The result is a highly viscous, partially anpropoxyliertes starter substance mixture, which is brought under a nitrogen atmosphere in a 10 1 reactor to a reaction temperature of 125 ⁰ C.

Within 2 hours 2 1 of ethylene oxide and after a short stabilization phase in a period of 3 hours 2 1 propylene oxide is metered. The reaction mixture is kept at a temperature of 120 to 130 ⁰ C and the pressure up to 0.55 MPa.
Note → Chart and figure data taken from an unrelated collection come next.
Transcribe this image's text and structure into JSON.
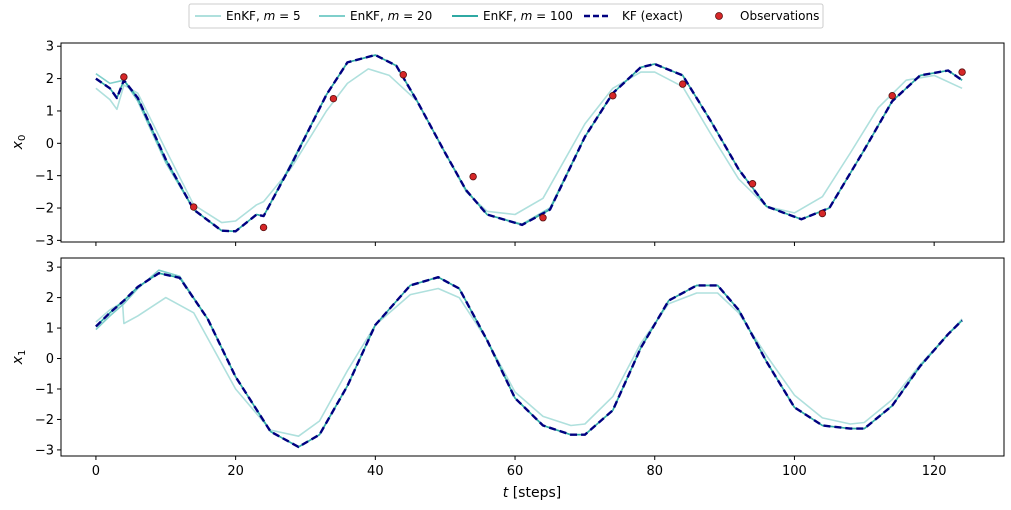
{
  "chart_data": [
    {
      "type": "line",
      "panel": "top",
      "ylabel": "x",
      "ylabel_subscript": "0",
      "xlim": [
        -5,
        130
      ],
      "ylim": [
        -3.05,
        3.1
      ],
      "x_ticks": [
        0,
        20,
        40,
        60,
        80,
        100,
        120
      ],
      "y_ticks": [
        -3,
        -2,
        -1,
        0,
        1,
        2,
        3
      ],
      "y_tick_labels": [
        "−3",
        "−2",
        "−1",
        "0",
        "1",
        "2",
        "3"
      ],
      "grid": false,
      "series": [
        {
          "name": "EnKF, m = 5",
          "color": "#afe0dd",
          "x": [
            0,
            2,
            3,
            4,
            6,
            10,
            14,
            18,
            20,
            23,
            24,
            28,
            33,
            36,
            39,
            42,
            46,
            50,
            53,
            56,
            60,
            64,
            70,
            74,
            78,
            80,
            84,
            88,
            92,
            96,
            100,
            104,
            108,
            112,
            116,
            120,
            124
          ],
          "y": [
            1.7,
            1.35,
            1.05,
            1.8,
            1.55,
            -0.2,
            -1.9,
            -2.45,
            -2.4,
            -1.9,
            -1.8,
            -0.75,
            1.0,
            1.85,
            2.3,
            2.1,
            1.3,
            -0.3,
            -1.5,
            -2.1,
            -2.2,
            -1.7,
            0.6,
            1.7,
            2.2,
            2.2,
            1.75,
            0.3,
            -1.1,
            -1.95,
            -2.15,
            -1.65,
            -0.3,
            1.1,
            1.95,
            2.1,
            1.7
          ]
        },
        {
          "name": "EnKF, m = 20",
          "color": "#7fcfcb",
          "x": [
            0,
            2,
            4,
            6,
            10,
            14,
            18,
            20,
            23,
            24,
            28,
            33,
            36,
            40,
            43,
            46,
            50,
            53,
            56,
            61,
            65,
            70,
            74,
            78,
            80,
            84,
            88,
            92,
            96,
            101,
            105,
            110,
            114,
            118,
            122,
            124
          ],
          "y": [
            2.15,
            1.85,
            1.95,
            1.3,
            -0.6,
            -2.05,
            -2.7,
            -2.72,
            -2.2,
            -2.25,
            -0.6,
            1.5,
            2.5,
            2.72,
            2.4,
            1.3,
            -0.3,
            -1.45,
            -2.2,
            -2.5,
            -2.0,
            0.2,
            1.55,
            2.35,
            2.45,
            2.1,
            0.7,
            -0.8,
            -1.95,
            -2.35,
            -2.0,
            -0.2,
            1.3,
            2.1,
            2.25,
            1.95
          ]
        },
        {
          "name": "EnKF, m = 100",
          "color": "#2fa9a3",
          "x": [
            0,
            2,
            3,
            4,
            6,
            10,
            14,
            18,
            20,
            23,
            24,
            28,
            33,
            36,
            40,
            43,
            46,
            50,
            53,
            56,
            61,
            65,
            70,
            74,
            78,
            80,
            84,
            88,
            92,
            96,
            101,
            105,
            110,
            114,
            118,
            122,
            124
          ],
          "y": [
            2.0,
            1.7,
            1.4,
            1.95,
            1.4,
            -0.5,
            -2.05,
            -2.7,
            -2.72,
            -2.2,
            -2.25,
            -0.65,
            1.5,
            2.5,
            2.73,
            2.4,
            1.3,
            -0.3,
            -1.45,
            -2.2,
            -2.52,
            -2.05,
            0.2,
            1.55,
            2.35,
            2.45,
            2.1,
            0.7,
            -0.8,
            -1.95,
            -2.35,
            -2.0,
            -0.2,
            1.3,
            2.1,
            2.25,
            1.95
          ]
        },
        {
          "name": "KF (exact)",
          "color": "#000080",
          "dashed": true,
          "x": [
            0,
            2,
            3,
            4,
            6,
            10,
            14,
            18,
            20,
            23,
            24,
            28,
            33,
            36,
            40,
            43,
            46,
            50,
            53,
            56,
            61,
            65,
            70,
            74,
            78,
            80,
            84,
            88,
            92,
            96,
            101,
            105,
            110,
            114,
            118,
            122,
            124
          ],
          "y": [
            2.0,
            1.7,
            1.4,
            1.95,
            1.4,
            -0.5,
            -2.05,
            -2.7,
            -2.72,
            -2.2,
            -2.25,
            -0.65,
            1.5,
            2.5,
            2.73,
            2.4,
            1.3,
            -0.3,
            -1.45,
            -2.2,
            -2.52,
            -2.05,
            0.2,
            1.55,
            2.35,
            2.45,
            2.1,
            0.7,
            -0.8,
            -1.95,
            -2.35,
            -2.0,
            -0.2,
            1.3,
            2.1,
            2.25,
            1.95
          ]
        }
      ],
      "observations": {
        "name": "Observations",
        "color": "#d62728",
        "x": [
          4,
          14,
          24,
          34,
          44,
          54,
          64,
          74,
          84,
          94,
          104,
          114,
          124
        ],
        "y": [
          2.05,
          -1.97,
          -2.6,
          1.38,
          2.12,
          -1.03,
          -2.3,
          1.47,
          1.83,
          -1.25,
          -2.17,
          1.47,
          2.2
        ]
      }
    },
    {
      "type": "line",
      "panel": "bottom",
      "xlabel": "t [steps]",
      "xlabel_var": "t",
      "xlabel_unit": "[steps]",
      "ylabel": "x",
      "ylabel_subscript": "1",
      "xlim": [
        -5,
        130
      ],
      "ylim": [
        -3.2,
        3.3
      ],
      "x_ticks": [
        0,
        20,
        40,
        60,
        80,
        100,
        120
      ],
      "x_tick_labels": [
        "0",
        "20",
        "40",
        "60",
        "80",
        "100",
        "120"
      ],
      "y_ticks": [
        -3,
        -2,
        -1,
        0,
        1,
        2,
        3
      ],
      "y_tick_labels": [
        "−3",
        "−2",
        "−1",
        "0",
        "1",
        "2",
        "3"
      ],
      "grid": false,
      "series": [
        {
          "name": "EnKF, m = 5",
          "color": "#afe0dd",
          "x": [
            0,
            2,
            3.8,
            4,
            6,
            10,
            14,
            20,
            25,
            29,
            32,
            36,
            40,
            45,
            49,
            52,
            56,
            60,
            64,
            68,
            70,
            74,
            78,
            82,
            86,
            89,
            92,
            96,
            100,
            104,
            108,
            110,
            114,
            118,
            122,
            124
          ],
          "y": [
            1.2,
            1.6,
            1.85,
            1.15,
            1.4,
            2.0,
            1.5,
            -1.0,
            -2.35,
            -2.55,
            -2.05,
            -0.4,
            1.1,
            2.1,
            2.3,
            2.0,
            0.6,
            -1.1,
            -1.9,
            -2.2,
            -2.15,
            -1.25,
            0.5,
            1.8,
            2.15,
            2.15,
            1.5,
            0.1,
            -1.2,
            -1.95,
            -2.15,
            -2.1,
            -1.35,
            -0.2,
            0.8,
            1.3
          ]
        },
        {
          "name": "EnKF, m = 20",
          "color": "#7fcfcb",
          "x": [
            0,
            2,
            4,
            6,
            9,
            12,
            16,
            20,
            25,
            29,
            32,
            36,
            40,
            45,
            49,
            52,
            56,
            60,
            64,
            68,
            70,
            74,
            78,
            82,
            86,
            89,
            92,
            96,
            100,
            104,
            108,
            110,
            114,
            118,
            122,
            124
          ],
          "y": [
            0.95,
            1.4,
            1.8,
            2.3,
            2.9,
            2.7,
            1.3,
            -0.6,
            -2.4,
            -2.9,
            -2.5,
            -0.9,
            1.1,
            2.4,
            2.67,
            2.3,
            0.6,
            -1.3,
            -2.2,
            -2.5,
            -2.5,
            -1.7,
            0.35,
            1.9,
            2.4,
            2.4,
            1.6,
            -0.1,
            -1.6,
            -2.2,
            -2.3,
            -2.3,
            -1.55,
            -0.25,
            0.8,
            1.25
          ]
        },
        {
          "name": "EnKF, m = 100",
          "color": "#2fa9a3",
          "x": [
            0,
            2,
            4,
            6,
            9,
            12,
            16,
            20,
            25,
            29,
            32,
            36,
            40,
            45,
            49,
            52,
            56,
            60,
            64,
            68,
            70,
            74,
            78,
            82,
            86,
            89,
            92,
            96,
            100,
            104,
            108,
            110,
            114,
            118,
            122,
            124
          ],
          "y": [
            1.05,
            1.5,
            1.9,
            2.35,
            2.8,
            2.65,
            1.3,
            -0.6,
            -2.4,
            -2.9,
            -2.5,
            -0.9,
            1.1,
            2.4,
            2.67,
            2.3,
            0.6,
            -1.3,
            -2.2,
            -2.5,
            -2.5,
            -1.7,
            0.35,
            1.9,
            2.4,
            2.4,
            1.6,
            -0.1,
            -1.6,
            -2.2,
            -2.3,
            -2.3,
            -1.55,
            -0.25,
            0.8,
            1.25
          ]
        },
        {
          "name": "KF (exact)",
          "color": "#000080",
          "dashed": true,
          "x": [
            0,
            2,
            4,
            6,
            9,
            12,
            16,
            20,
            25,
            29,
            32,
            36,
            40,
            45,
            49,
            52,
            56,
            60,
            64,
            68,
            70,
            74,
            78,
            82,
            86,
            89,
            92,
            96,
            100,
            104,
            108,
            110,
            114,
            118,
            122,
            124
          ],
          "y": [
            1.05,
            1.5,
            1.9,
            2.35,
            2.8,
            2.65,
            1.3,
            -0.6,
            -2.4,
            -2.9,
            -2.5,
            -0.9,
            1.1,
            2.4,
            2.67,
            2.3,
            0.6,
            -1.3,
            -2.2,
            -2.5,
            -2.5,
            -1.7,
            0.35,
            1.9,
            2.4,
            2.4,
            1.6,
            -0.1,
            -1.6,
            -2.2,
            -2.3,
            -2.3,
            -1.55,
            -0.25,
            0.8,
            1.25
          ]
        }
      ]
    }
  ],
  "legend": {
    "placement": "top-center",
    "items": [
      {
        "var": "m",
        "prefix": "EnKF, ",
        "value": "5",
        "style": "line",
        "color": "#afe0dd"
      },
      {
        "var": "m",
        "prefix": "EnKF, ",
        "value": "20",
        "style": "line",
        "color": "#7fcfcb"
      },
      {
        "var": "m",
        "prefix": "EnKF, ",
        "value": "100",
        "style": "line",
        "color": "#2fa9a3"
      },
      {
        "label": "KF (exact)",
        "style": "dashed",
        "color": "#000080"
      },
      {
        "label": "Observations",
        "style": "marker",
        "color": "#d62728"
      }
    ]
  }
}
Subsequently, the polyether alcohol is neutralized with aqueous hydrochloric acid. The volatile constituents, in particular water, are removed by means of nitrogen stripping and the KCl formed is filtered off through a pressure filter

 The result is a polyether alcohol with the following characteristics:

Hydroxyl number 515 mg KOH / g

Acid number <tO, 1 mg KOH / g

Water content = ^ 0.1 % ·

Viscosity ш 17 300 m Pas

Implementation Example β

2 kg of highly viscous hydroxyethylglucoside with a residual content of ethylene glycol of <1%, 1 kg of alkaline crude polyether alcohol with the following parameters:

Residual water content = 0.3 % HpO residual alkalinity = 0.4 % KOH

Residual content of alkylene oxide = 0.4% PO

and 50 g of KOH (solid) are placed in a 4 1 flask, purged with nitrogen, brought to a mixing temperature of 120 ⁰ C and stirred for 1 hour at this temperature. The starting substance mixture thus obtained is introduced into a 10 1 autoclave, brought to a reaction temperature of 130 ⁰ C and

added within 5 hours with 5 kg of propylene oxide. The reaction mixture is maintained at a temperature of 120 ⁰ C to 130 ⁰ C and at a pressure up to 0.6 MPa. After cooling to 80 ⁰ C, the alkaline polymer is usually neutralized with hydrochloric acid and separated from the volatiles and the salt. The result is a P.olyetheralkohol with the following characteristics:

Hydroxyl number a 420 mg KOH / g

Acid number - с 0.1 mg KOH / g

Water content β < 0.1 %

Viscosity = 13 400 ra Pas

Claims (3)

Erfindunpsansprüche 1, Process for the preparation of polyether alcohols by reacting a starter substance mixture consisting of a solid or high viscosity starter, a polyether alcohol additive and a coinitiator, at temperatures of 100 ⁰ C to 120 ⁰ C in the presence of a basic catalyst with alkylene oxides, characterized in that Polyether alcohol additive a special alkaline crude polyether alcohol having a total alkalinity of 0.1 % KOH to 5.0 % KOH, a molecular weight of 300 to 1200, a functionality 7 3 "a residual content of at least 0.1% alkylene oxide and at least 0.1 % water, is used. 2 · Method according to item 1, characterized in that the total alkalinity in Rohpolyetheralkohol is preferably 0.1 % KOH to 1.0 % KOH. 3, method according to item 1, characterized in that between solid or highly viscous starting substance and the Rohpolyetheralkohol a mixing ratio of 10: 1 to 1: 1, preferably 5: 1 to 1: 1, consists.